It's Called Beauty Sleep for a Reason

It’s easy to believe that in order for us to create our dream bodies, it’s crucial to spend most of our time at the gym. With the age-old belief that the more you work out, the better you will look, right?


We are here to tell you, that although working out and smashing your goals at the gym is super important for your fitness routine, so is taking time for rest and recovery. Most importantly when it comes to getting a good night’s sleep.


When you take the time to rest and recover after a workout, your muscles have the ability to restore and rebuild themselves. This is due to our bodies being in their most anabolic state when asleep.

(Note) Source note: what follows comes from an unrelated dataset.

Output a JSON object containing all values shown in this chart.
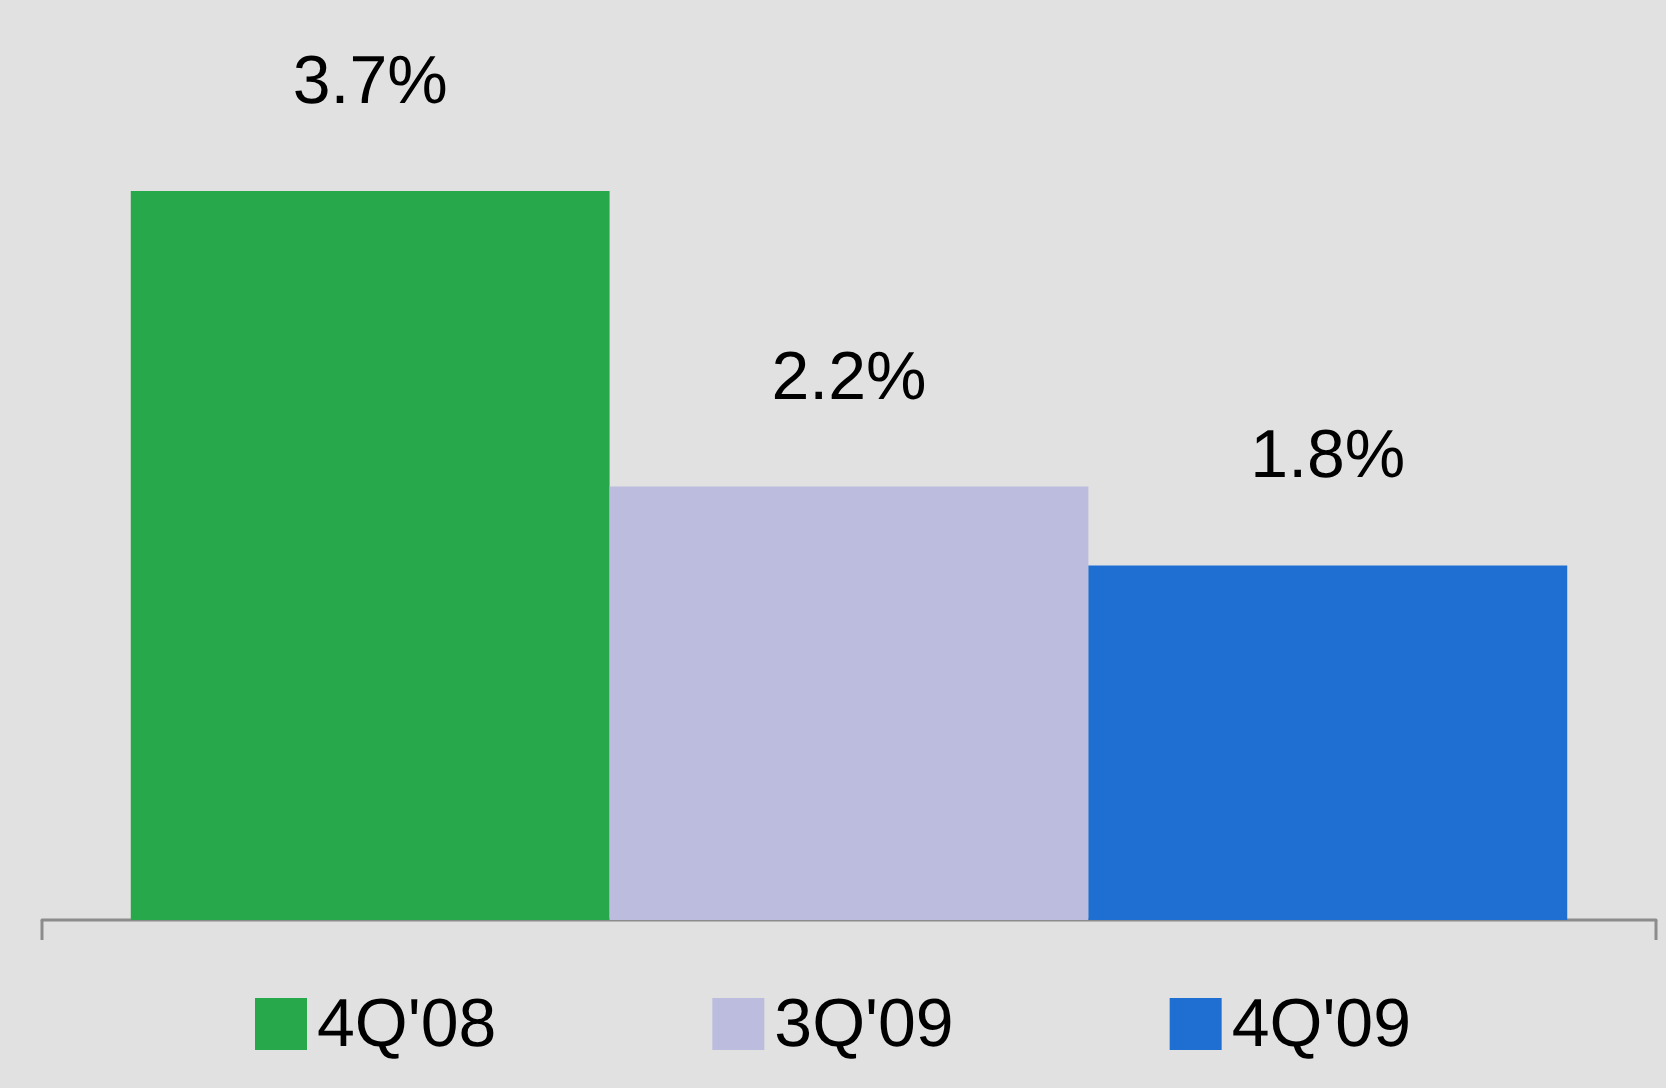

Essentially, the more time you spend snoozing after a killer workout, the more chance your muscles have to repair and grow.


What does science say?


Let’s face it, you may like this idea but think that there is a fat chance (pun intended) of you somehow looking better by just increasing your snooze reps. Well, we are here to make your day a whole lot brighter by saying, science is backing us up on this one.


University of Chicago researchers say that sleep deprivation makes you “metabolically groggy". Studies have now proven that people who get less than 6 hours of sleep a night can have significant problems with their insulin resistance. Which can have a direct impact on weight gain, along with other unpleasant diseases such as Type II diabetes.


Not to mention, this article from the Journal of Psychiatry & Neuroscience explains that sleep deprivation has been found to significantly inhibit the body's growth hormone which is responsible for regulating our metabolism along with fat and muscle development.


If that wasn’t enough, not getting enough sleep has been directly connected with making us hungry. Especially for the foods that are bad for us. Think about it, when you’re tired at work, you’re more likely to grab that bag of chips or cupcake at the local cafe around the corner. Why? Because lack of sleep affects two hormones in particular, Ghrelin and Leptin.


Michael Breus, PhD, author of Beauty Sleep states that “Ghrelin is the ‘go’ hormone that tells you when to eat, and when you are sleep-deprived, you have more ghrelin. Whereas Leptin is the hormone that tells you to stop eating, and when you are sleep deprived, you have less leptin.”

 

The solution?


Make sleep a priority -- Usually most people will require 7-9 hours of quality sleep each night. If you’re someone who needs a coffee to feel awake in the morning, you probably need an extra hour or two of sleep instead.


Give yourself time to unwind at the end of each day, remove all electrical devices and get into a sleep routine that is consistent. Invest in quality pillows and bedding to help you feel comfortable and supported all night. Because if we want to look our best and achieve our best, it all starts in the bedroom.